Hinter einer Glasfront, abseits vom Trubel der Mall, arbeiteten die KünstlerInnen seit Anfang März an ihren Projekten, unterstützt von Kuratorin Isabel Holert. Räumlichkeit und Materialien wurden vom CAA bereitgestellt. Den KünstlerInnen, die ihre Ausbildung größtenteils in Syrien, Afghanistan und Libyen absolvierten, soll damit die Möglichkeit gegeben werden, mit der hiesigen Kunstszene in Kontakt zu kommen, zu netzwerken. Vorbei an den farbenfrohen Produkten der Fair Trade Marke Abury, die die Ausstellung mit einem Pop-up-Store begleitet, fallen einem beim Betreten der Ausstellung bald die Textilarbeiten von Rula Ali ins Auge.

Grenzen auf dem Kleid

An der Decke hängen lange, schmal geschnittene Kleider auf Holzbügeln von der Decke. Bedruckt sind die Leinenstoffe mit abstrakten Mustern – schaut man jedoch genauer hin, entdeckt man einzelne Umrisse von Landkarten. Das auseinanderdriftende Europa, zum Beispiel. Daneben, separiert, Kartenfragmente des Mittleren Ostens. Den territorialen, politischen und gesellschaftlichen Trennungen zum Trotz beschäftigt sich Ali mit dem verbindenden Moment. „Wir gehören alle zu einem Teppich“, betont die Künstlerin. Sie beauftragte unterschiedliche Menschen damit, Stempel mit Kartenfragmenten und Motiven anzufertigen, die sie persönlich bewegen.
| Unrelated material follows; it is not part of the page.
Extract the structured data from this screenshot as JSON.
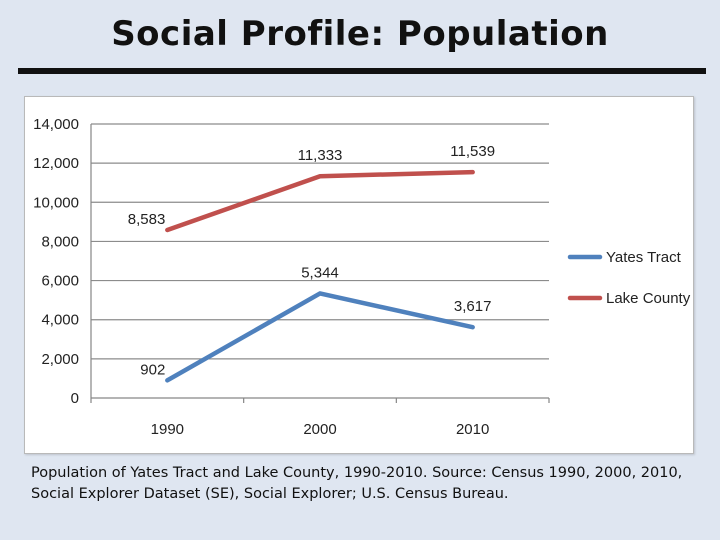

Hinter einer der Palisaden, die den Raum in unterschiedliche kleinere Ateliers teilen, windet sich ein offenes Rohr aus der Wand. Ahmed Ramadan nimmt damit nicht nur visuell Bezug auf ein Lüftungsrohr, das an der Decke entlangläuft, sondern spielt auf die Rohrpost zur Zeit der DDR an, wie er sagt. In der Öffnung des Rohres liegt eine tiefblau gefärbte Toilettenpapierrolle. Darauf gedruckt – das Logo des syrischen Passes. „Grenzwertig“ heißt die Arbeit, die sich nicht nur mit Fragen der Nationalität auseinandersetzt, „sondern mit dem Wert des Papiers an sich“, erklärt Ramadan. In Tartous, Syrien, geboren, besitze er nun seit zwei Jahren einen deutschen Pass. Davor seien Reisen mit langwierigen Wartezeiten an der Grenze verbunden gewesen. „Paradoxerweise gehört der syrische Pass zu den teuersten überhaupt“, erklärt er kopfschüttelnd.
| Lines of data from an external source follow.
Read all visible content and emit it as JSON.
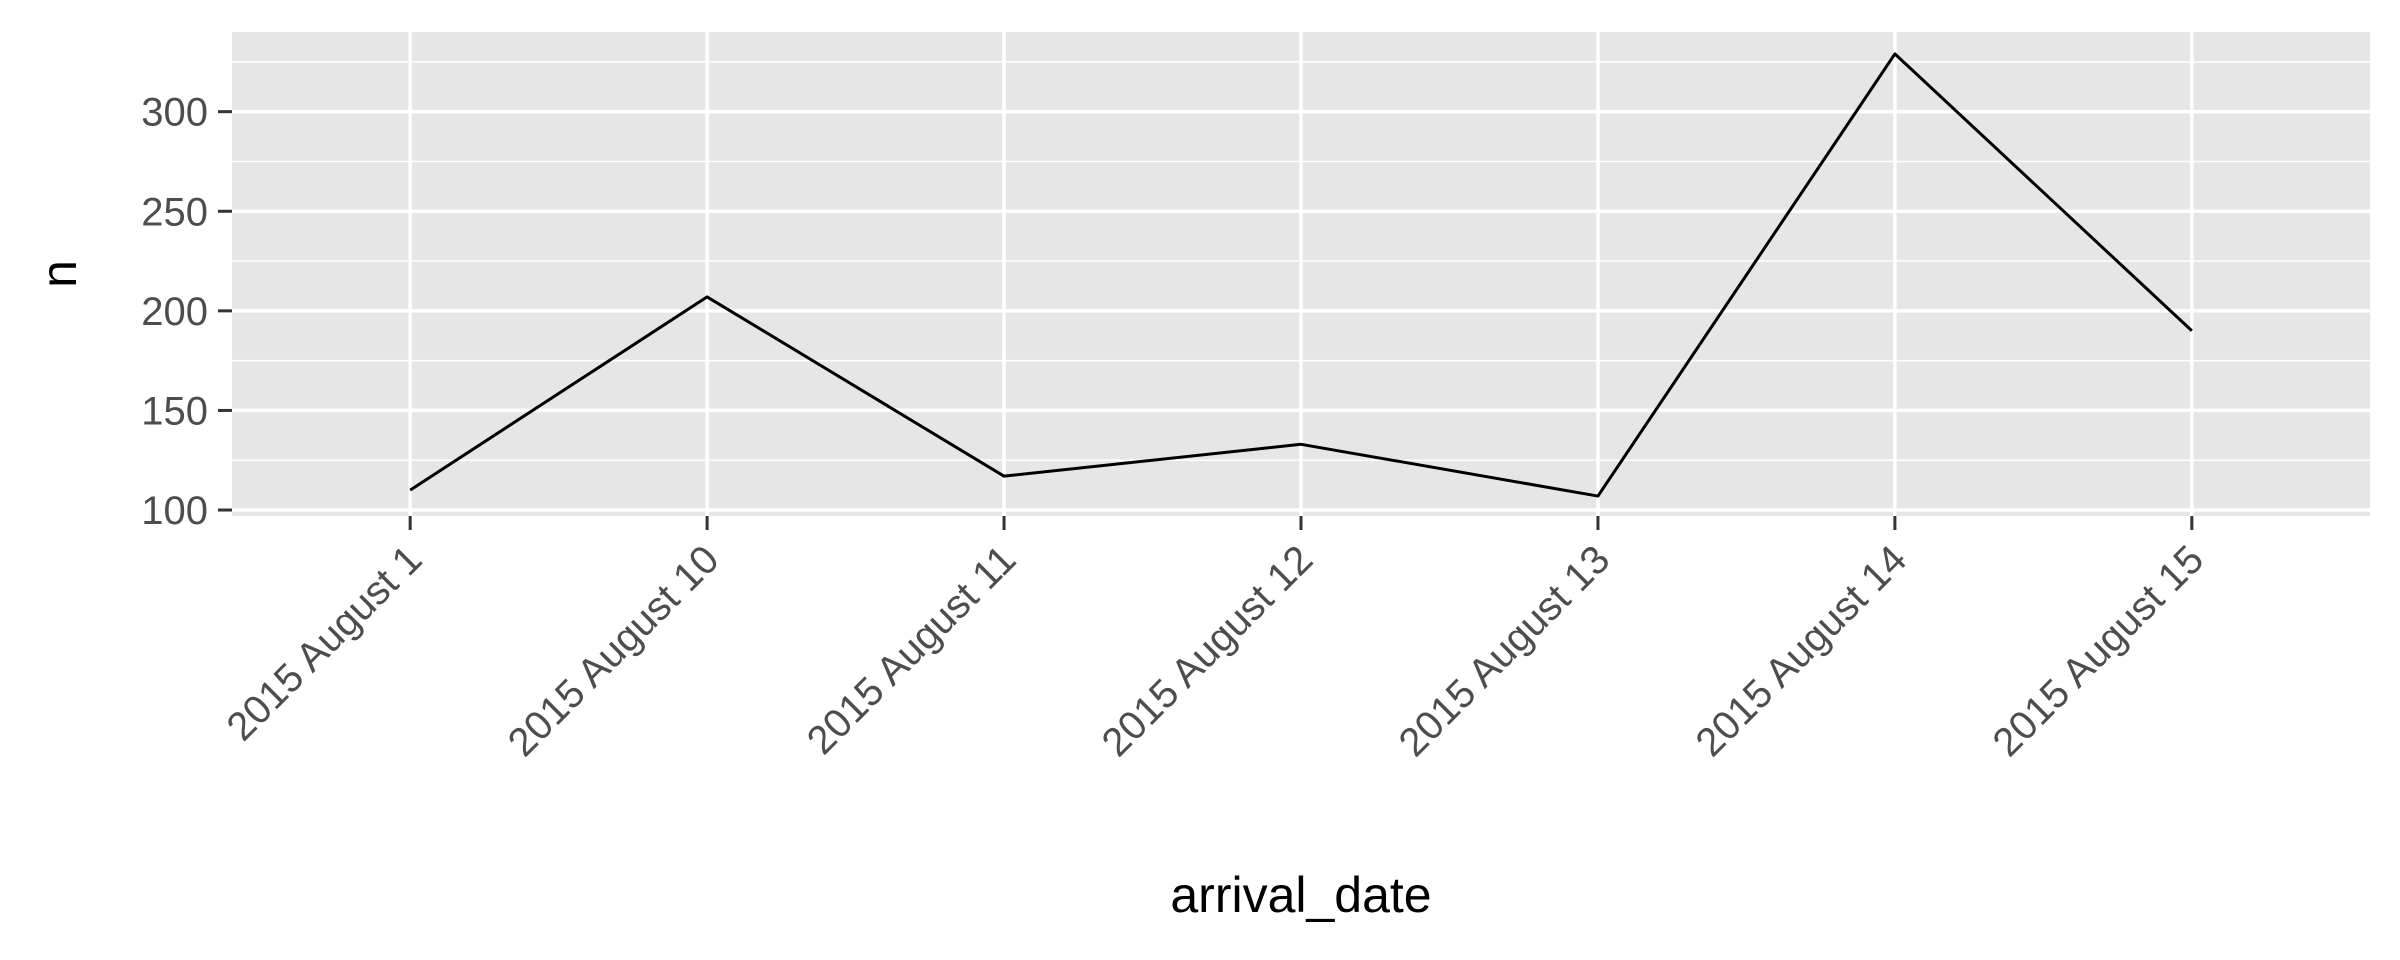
{
  "chart_data": {
    "type": "line",
    "title": "",
    "xlabel": "arrival_date",
    "ylabel": "n",
    "categories": [
      "2015 August 1",
      "2015 August 10",
      "2015 August 11",
      "2015 August 12",
      "2015 August 13",
      "2015 August 14",
      "2015 August 15"
    ],
    "series": [
      {
        "values": [
          110,
          207,
          117,
          133,
          107,
          329,
          190
        ]
      }
    ],
    "ylim": [
      97,
      340
    ],
    "yticks": [
      100,
      150,
      200,
      250,
      300
    ],
    "grid": true,
    "legend": "none",
    "colors": {
      "panel_background": "#e6e6e6",
      "grid": "#ffffff",
      "line": "#000000",
      "tick_text": "#4d4d4d"
    }
  }
}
Der Künstler Kamal Sallat spürt in großformatigen Arbeiten seinen Erfahrungen in einem Flüchtlingslager auf Lesbos nach. „Ich möchte die Schönheit der Natur dort zeigen – ohne den Schrecken zu verbergen“, sagt der drahtige Künstler mit dem sorgfältig frisierten Bart. Diese Gratwanderung vermittelt er in graf isch anmutenden Formationen. Zelte, Dächer werden dabei mit Ölfarben auf einer Leinwand angedeutet, die Farben changieren zwischen düsteren, gedeckten Schwarztönen und lebendigen Blautönen. Dem Moment des Verharrens, des Wartens stellt Wael Toubaji den Akt des Gehens gegenüber. In einer Videoinstallation bewegen sich die übereinandergelagerten, gezeichneten Umrisse einer Gestalt auf die BetrachterIn zu. „Im Prinzip ist das Leben eine Reise“, sagt Toubaji. Er ist einer der drei PreisträgerInnen, die im Rahmen der Ausstellungseröffnung vergangene Woche prämiert wurden. Gemeinsam mit Hiba Alansari und Tewa Barnosa wird Toubaji im Sommer nächsten Jahres eine Ausstellung bei 68 projects in Berlin gestalten.